Dudley, in testimony to a subcommittee of the House Financial Services Committee, also said the Fed's dollar swap lines "at the margin" are likely enhance the credibility of the dollar as a world reserve currency, though he stressed this was not their chief goal.
In the United States, both households and banks have made "considerable progress" in deleveraging and banks are much better prepared to withstand shocks to the system, he said and also cited some deleveraging on the mortgage front, including principle forgiveness.
"You're actually seeing the debt burden become less overwhelming," Dudley said in response to a question, though it is "too soon to say the deleveraging process is over."
The Fed's dollar swap lines and the ECB's three-year LTROs "have helped create some time" for European governments to get their fiscal house in order, "but for this to work out well, countries still have to take some steps."
Given the potential spillover effects, Dudley said it is in "our self interest" to engage in dollar swap lines with the ECB in order to "prevent any damaging effects on the U.S. economy," rather than just aid Europe.
The swap lines "have had their desired effect because they've given a source of backstop funding to European banks," he said, adding the swap lines helped slow the pace of European deleveraging in the United States, which had been moving at a "pretty feverish pitch" last year.
"From what I can tell ... the deleveraging in European banks is continuing, but it's happening in a more orderly way," Dudley said, though there was only "soft evidence" of this.
Dudley added that, while not the chief goal, dollar swap lines likely "makes people more comfortable to use the dollar" and thereby enhances the role of the dollar in global currency markets.
"At the margin it probably enhances the dollar as a reserve currency," Dudley said.
Dollar swaps with other central banks also made sense to prevent possible funding stresses spreading from Europe to other parts of the world.
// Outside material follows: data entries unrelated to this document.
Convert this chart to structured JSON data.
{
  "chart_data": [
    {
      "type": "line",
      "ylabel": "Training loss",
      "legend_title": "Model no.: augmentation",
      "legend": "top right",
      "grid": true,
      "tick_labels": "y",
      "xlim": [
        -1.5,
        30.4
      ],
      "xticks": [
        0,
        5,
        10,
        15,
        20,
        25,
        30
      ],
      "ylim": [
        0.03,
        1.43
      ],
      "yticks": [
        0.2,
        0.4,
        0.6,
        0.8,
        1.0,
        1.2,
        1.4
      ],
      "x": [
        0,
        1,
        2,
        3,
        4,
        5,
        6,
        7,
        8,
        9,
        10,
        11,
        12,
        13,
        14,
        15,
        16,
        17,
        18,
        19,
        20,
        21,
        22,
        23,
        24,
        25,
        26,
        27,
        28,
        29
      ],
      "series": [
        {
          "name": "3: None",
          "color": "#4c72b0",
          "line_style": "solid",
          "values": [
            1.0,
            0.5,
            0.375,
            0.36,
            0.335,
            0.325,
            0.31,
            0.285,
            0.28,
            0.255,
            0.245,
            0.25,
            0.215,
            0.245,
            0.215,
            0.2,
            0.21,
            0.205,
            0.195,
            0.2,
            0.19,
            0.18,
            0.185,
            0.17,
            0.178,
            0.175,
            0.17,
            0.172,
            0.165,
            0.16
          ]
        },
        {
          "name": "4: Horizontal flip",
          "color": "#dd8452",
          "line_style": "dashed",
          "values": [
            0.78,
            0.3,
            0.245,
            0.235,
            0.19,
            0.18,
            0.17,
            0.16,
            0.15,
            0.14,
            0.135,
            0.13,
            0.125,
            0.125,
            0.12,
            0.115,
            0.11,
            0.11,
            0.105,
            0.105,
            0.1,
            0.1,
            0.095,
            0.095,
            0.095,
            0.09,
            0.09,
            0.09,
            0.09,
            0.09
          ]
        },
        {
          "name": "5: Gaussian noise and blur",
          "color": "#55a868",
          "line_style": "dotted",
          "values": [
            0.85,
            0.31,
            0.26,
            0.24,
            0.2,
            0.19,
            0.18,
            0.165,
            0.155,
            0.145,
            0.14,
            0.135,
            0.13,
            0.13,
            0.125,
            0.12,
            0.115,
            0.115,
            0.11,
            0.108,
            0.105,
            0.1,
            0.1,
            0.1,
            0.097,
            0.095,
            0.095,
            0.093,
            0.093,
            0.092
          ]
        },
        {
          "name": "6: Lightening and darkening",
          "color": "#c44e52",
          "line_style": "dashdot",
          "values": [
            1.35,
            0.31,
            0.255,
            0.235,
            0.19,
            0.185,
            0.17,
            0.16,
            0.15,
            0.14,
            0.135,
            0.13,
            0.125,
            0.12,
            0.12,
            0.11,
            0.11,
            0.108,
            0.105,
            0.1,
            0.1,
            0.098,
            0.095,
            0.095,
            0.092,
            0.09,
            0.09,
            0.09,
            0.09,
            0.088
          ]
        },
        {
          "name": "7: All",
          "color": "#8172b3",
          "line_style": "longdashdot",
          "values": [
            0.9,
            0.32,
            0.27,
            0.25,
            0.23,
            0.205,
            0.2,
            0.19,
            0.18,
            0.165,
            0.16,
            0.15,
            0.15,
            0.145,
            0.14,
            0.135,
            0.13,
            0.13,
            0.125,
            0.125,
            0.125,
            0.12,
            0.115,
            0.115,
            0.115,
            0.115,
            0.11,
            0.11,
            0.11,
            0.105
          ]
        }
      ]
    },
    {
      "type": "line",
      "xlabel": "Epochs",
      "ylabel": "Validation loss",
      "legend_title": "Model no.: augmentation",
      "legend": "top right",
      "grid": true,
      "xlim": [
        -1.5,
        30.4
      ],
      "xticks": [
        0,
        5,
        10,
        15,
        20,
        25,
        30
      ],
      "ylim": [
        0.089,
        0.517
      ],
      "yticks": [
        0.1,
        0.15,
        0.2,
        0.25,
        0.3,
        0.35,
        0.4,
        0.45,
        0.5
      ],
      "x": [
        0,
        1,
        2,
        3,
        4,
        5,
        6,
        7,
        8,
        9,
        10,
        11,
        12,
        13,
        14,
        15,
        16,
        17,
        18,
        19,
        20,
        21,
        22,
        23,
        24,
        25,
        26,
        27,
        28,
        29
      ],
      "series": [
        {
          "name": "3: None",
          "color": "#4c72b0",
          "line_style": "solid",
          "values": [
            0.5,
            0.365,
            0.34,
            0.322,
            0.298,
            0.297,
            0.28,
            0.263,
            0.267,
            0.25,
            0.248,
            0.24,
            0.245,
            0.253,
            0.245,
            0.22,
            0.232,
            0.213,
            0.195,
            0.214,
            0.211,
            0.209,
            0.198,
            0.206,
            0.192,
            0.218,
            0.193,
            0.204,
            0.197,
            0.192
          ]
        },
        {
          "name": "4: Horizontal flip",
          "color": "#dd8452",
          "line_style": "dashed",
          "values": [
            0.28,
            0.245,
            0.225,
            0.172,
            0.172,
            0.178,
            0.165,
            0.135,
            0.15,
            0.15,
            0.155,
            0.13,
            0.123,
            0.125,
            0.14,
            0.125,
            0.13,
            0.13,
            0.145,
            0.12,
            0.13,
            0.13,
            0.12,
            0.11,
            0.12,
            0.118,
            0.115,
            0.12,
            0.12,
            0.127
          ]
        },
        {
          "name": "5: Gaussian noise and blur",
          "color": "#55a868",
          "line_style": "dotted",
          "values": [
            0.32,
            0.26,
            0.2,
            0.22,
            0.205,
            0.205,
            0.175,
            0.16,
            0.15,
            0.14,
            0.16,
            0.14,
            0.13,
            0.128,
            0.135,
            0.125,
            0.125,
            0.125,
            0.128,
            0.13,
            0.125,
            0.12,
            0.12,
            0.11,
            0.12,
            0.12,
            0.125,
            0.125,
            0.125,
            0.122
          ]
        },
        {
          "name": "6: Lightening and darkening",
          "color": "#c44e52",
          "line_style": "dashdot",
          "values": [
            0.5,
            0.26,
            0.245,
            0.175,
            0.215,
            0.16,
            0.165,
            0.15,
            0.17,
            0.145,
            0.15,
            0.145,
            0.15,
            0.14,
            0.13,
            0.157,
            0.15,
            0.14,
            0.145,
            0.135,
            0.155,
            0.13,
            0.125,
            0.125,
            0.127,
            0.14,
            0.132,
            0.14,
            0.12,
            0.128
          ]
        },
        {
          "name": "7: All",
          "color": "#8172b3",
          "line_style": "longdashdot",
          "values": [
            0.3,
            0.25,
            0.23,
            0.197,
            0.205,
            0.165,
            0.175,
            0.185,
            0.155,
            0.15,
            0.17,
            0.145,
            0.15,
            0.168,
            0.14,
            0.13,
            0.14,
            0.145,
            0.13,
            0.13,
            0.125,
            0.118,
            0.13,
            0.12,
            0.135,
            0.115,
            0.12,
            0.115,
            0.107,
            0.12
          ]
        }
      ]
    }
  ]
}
He said there are "some draws on those swap lines from these other central banks."
Dudley again stressed the Fed was well secured and that dollar swaps remained "extraordinarily safe" for the United States, having netted a total profit of $4 billion for U.S. taxpayers. He expects that as investors regain confidence in the Eurozone's sustainability, the "swap programs will wind down automatically" as happened in the past.
Asked whether the Fed would consider investing directly in foreign sovereign debt, Dudley said the bar "is extraordinarily high for the Fed to go out and buy (foreign) sovereign debt," outside of its small foreign exchange reserve portfolio.